What do think? Is there a nineth planet lurking out in the depths of interplanetary space making its way back to the sun to intersect with Earth’s orbit? Type yes if you think this is the case.

Following the discovery of the planet Neptune in 1846, there was considerable speculation that another planet might exist beyond its orbit. The search began in the mid-19th century and culminated at the start of the 20th with Percival Lowell‘s quest for Planet X. Lowell proposed the Planet X hypothesis to explain apparent discrepancies in the orbits of the giant planets, particularly Uranus and Neptune, speculating that the gravity of a large unseen ninth planet could have perturbed Uranus enough to account for the irregularities.

In 2014, astronomers announced the discovery of 2012 VP113, a large object with a Sedna-like 4200-year orbit and a perihelion of roughly 80 AU, which led them to suggest that it offered evidence of a potential trans-Neptunian planet.
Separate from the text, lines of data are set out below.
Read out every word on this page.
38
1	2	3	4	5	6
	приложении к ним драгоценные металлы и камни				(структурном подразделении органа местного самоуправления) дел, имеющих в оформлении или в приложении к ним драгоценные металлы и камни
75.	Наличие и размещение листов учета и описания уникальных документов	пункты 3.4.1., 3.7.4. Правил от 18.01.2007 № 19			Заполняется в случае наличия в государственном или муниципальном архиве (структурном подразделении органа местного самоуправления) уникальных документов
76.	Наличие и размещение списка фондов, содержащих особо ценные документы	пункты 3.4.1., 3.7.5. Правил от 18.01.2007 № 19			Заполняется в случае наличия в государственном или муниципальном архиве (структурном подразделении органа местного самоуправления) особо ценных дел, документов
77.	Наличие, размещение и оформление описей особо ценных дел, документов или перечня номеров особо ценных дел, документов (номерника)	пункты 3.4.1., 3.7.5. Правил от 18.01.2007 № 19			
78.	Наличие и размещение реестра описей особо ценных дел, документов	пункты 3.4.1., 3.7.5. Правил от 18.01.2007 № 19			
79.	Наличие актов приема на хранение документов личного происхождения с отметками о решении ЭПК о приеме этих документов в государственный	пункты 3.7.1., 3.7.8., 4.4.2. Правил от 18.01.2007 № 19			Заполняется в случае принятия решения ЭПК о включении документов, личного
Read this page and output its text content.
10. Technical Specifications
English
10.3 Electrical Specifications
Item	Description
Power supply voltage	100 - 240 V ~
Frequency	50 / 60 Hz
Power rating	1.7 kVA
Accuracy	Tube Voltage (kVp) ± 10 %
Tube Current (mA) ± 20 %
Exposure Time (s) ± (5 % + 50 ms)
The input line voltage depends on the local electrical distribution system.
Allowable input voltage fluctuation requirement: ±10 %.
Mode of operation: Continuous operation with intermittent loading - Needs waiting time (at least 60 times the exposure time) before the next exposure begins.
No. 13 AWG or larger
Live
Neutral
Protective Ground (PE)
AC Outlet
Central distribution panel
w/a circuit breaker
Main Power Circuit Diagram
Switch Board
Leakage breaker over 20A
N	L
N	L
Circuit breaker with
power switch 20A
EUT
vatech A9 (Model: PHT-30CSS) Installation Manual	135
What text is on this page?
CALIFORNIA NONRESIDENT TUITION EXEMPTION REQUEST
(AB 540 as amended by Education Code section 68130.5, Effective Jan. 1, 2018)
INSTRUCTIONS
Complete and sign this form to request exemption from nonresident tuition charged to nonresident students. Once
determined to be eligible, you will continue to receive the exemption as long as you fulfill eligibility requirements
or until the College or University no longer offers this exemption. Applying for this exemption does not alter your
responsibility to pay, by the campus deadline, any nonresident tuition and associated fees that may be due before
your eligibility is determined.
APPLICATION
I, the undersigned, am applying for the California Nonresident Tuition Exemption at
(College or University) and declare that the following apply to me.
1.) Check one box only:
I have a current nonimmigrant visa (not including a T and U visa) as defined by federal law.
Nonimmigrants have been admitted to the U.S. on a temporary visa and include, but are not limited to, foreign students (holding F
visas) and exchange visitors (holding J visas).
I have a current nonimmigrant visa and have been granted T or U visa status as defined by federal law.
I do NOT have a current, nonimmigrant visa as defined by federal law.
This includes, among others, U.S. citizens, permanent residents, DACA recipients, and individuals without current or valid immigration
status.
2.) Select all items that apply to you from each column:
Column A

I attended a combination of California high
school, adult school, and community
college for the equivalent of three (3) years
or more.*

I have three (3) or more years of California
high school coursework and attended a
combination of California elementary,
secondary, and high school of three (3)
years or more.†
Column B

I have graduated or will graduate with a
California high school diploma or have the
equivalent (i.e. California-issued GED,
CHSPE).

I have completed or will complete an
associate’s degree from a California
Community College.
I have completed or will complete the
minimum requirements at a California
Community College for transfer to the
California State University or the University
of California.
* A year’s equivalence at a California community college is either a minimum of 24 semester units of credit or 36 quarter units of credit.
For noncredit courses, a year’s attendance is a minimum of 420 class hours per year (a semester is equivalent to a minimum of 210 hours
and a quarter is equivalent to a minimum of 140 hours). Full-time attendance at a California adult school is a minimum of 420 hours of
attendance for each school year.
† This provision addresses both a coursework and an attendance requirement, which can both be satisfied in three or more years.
Trujillo and Sheppard argued that the orbital clustering of arguments of perihelia for VP113 and other extremely distant TNOs suggests the existence of a “super-Earth” of between 2 and 15 Earth masses beyond 200 AU and possibly on an inclined orbit at 1500 AU.

In 2014 astronomers at the Universidad Complutense in Madrid suggested that the available data actually indicate more than one trans-Neptunian planet.

On January 20, 2016, Brown and Konstantin Batygin published an article corroborating Trujillo and Sheppard’s initial findings; proposing a super-Earth (dubbed Planet Nine) based on a statistical clustering of the arguments of perihelia (noted before) near zero and also ascending nodes near 113° of six distant trans-Neptunian objects. They estimated it to be ten times the mass of Earth (about 60% the mass of Neptune) with a semimajor axis of approximately 400–1500 AU.

Probability

Even without gravitational evidence, Mike Brown, the discoverer of Sedna, has argued that Sedna’s 12,000-year orbit means that probability alone suggests that an Earth-sized object exists beyond Neptune. Sedna’s orbit is so eccentric that it spends only a small fraction of its orbital period near the Sun, where it can be easily observed. This means that unless its discovery was a freak accident, there is probably a substantial population of objects roughly Sedna’s diameter yet to be observed in its orbital region. Mike Brown noted that “Sedna is about three-quarters the size of Pluto. If there are sixty objects three-quarters the size of Pluto [out there] then there are probably forty objects the size of Pluto … If there are forty objects the size of Pluto, then there are probably ten that are twice the size of Pluto. There are probably three or four that are three times the size of Pluto, and the biggest of these objects … is probably the size of Mars or the size of the Earth.” However, he notes that, should such an object be found, even though it might approach Earth in size, it would still be a dwarf planet by the current definition, because it would not have cleared its neighbourhood sufficiently.